Belajar sebagai Fondasi Modernisasi Treasury
Teknologi dapat diperbarui, sistem dapat diganti, tetapi kapasitas sumber daya manusia memerlukan proses yang berkelanjutan. DJPb memahami bahwa kualitas layanan perbendaharaan tidak mungkin terjaga tanpa SDM yang profesional, adaptif, dan haus akan pengetahuan baru.
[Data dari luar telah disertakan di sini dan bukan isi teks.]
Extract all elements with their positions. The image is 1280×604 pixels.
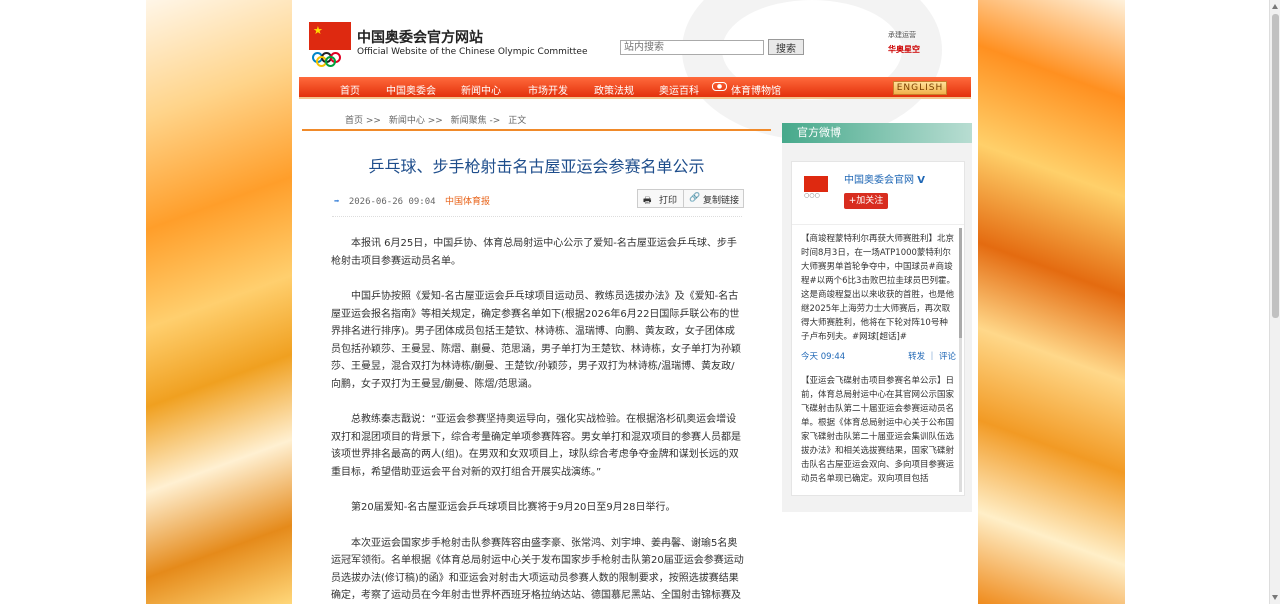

Karena itu, belajar ditempatkan bukan sebagai aktivitas insidental, melainkan sebagai bagian dari identitas kelembagaan.
Budaya belajar ini menjadi jawaban atas tantangan nyata yang dihadapi DJPb: eksekusi anggaran yang semakin kompleks, digitalisasi layanan kas, keharusan akurasi pelaporan, hingga berkembangnya mandat special mission treasury yang menuntut talenta lintas ilmu. Tanpa dorongan belajar yang konsisten, organisasi akan tertinggal dibanding dinamika fiskal dan teknologi.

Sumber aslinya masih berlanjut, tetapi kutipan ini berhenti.